Il premio è stato riconosciuto dopo una serie di valutazioni estremamente articolate, che comprendono aspetti economico-finanziari, commerciali, industriali e di sostenibilità. I risultati sono stati elaborati da un'indagine di Althesys (società indipendente di consulenza), che monitorando le performance del settore anche rispetto all’Europa, ne individua i principali trend evolutivi.

Oggetto dello studio sono state le 100 principali aziende italiane di energia, gas, acqua e rifiuti. Si sono analizzate le aziende su 180 parametri, riconducibili a cinque aree principali:

a) i profili economico-finanziari del triennio 2009-2011;

b) la gestione operativa caratteristica nei diversi comparti (con riferimento agli aspetti produttivi, tecnologici e di innovazione);

c) le caratteristiche e la qualità del servizio ai clienti, con particolare attenzione agli strumenti avanzati di customer care;

d) la sostenibilità ambientale e sociale, abbracciando le relazioni con il territorio e i vari stakeholders;

e) la comunicazione.

Il prof. Alessandro Marangoni, Direttore Scientifico del Top Utility Award e Ceo di Althesys, società che ha effettuato la ricerca, ha spiegato che “Hera è l'azienda che meglio è riuscita a coniugare esigenze diverse: l'efficienza e l'economicità derivanti da una dimensione crescente e l'attenzione ai consumatori e ai cittadini di chi è vicino al suo territorio. Hera, infatti, risulta tra le migliori anche per quanto riguarda la comunicazione e i rapporti con i consumatori e le comunità locali”.

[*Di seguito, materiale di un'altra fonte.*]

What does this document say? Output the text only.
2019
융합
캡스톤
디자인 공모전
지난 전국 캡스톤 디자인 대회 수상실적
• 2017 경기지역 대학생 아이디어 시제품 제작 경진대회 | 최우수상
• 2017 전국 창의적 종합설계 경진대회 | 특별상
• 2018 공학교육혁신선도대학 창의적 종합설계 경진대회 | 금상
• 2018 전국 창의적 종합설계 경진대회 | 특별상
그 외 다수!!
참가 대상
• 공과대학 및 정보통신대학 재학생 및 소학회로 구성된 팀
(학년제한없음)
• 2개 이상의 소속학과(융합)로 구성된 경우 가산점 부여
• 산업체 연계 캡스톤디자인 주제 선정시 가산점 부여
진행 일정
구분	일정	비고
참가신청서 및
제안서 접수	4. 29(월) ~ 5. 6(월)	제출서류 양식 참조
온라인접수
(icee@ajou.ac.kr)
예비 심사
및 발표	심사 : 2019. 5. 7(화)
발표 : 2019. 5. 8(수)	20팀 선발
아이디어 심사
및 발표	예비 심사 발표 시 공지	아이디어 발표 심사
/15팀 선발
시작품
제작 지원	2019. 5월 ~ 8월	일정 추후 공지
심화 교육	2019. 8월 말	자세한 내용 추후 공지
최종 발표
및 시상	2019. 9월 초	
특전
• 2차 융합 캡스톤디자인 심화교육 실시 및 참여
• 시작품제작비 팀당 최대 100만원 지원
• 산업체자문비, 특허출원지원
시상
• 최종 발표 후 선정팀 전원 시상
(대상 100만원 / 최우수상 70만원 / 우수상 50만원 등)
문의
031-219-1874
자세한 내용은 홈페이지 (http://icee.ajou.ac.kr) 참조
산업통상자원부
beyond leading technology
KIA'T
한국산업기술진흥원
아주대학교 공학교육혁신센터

Maurizio Chiarini, Amministratore Delegato del Gruppo Hera, ha dichiarato che “il premio ricevuto oggi, riveste per noi particolare significato. È uno stimolo per proseguire in una strategia che coniuga risultati, crescita e sostenibilità. Una strategia che è stata capace, in dieci anni di vita, di coniugare risultati economici eccellenti, crescita e forte attenzione alla sostenibilità, intesa come attenzione all'ambiente e come radicamento territoriale. Tale orientamento trova riscontro, tra l'altro, nel Piano Industriale appena approvato dal Consiglio d'Amministrazione, che prevede investimenti nei territori serviti per 1,9 miliardi di euro e una crescita della marginalità fino a quasi un miliardo di euro”.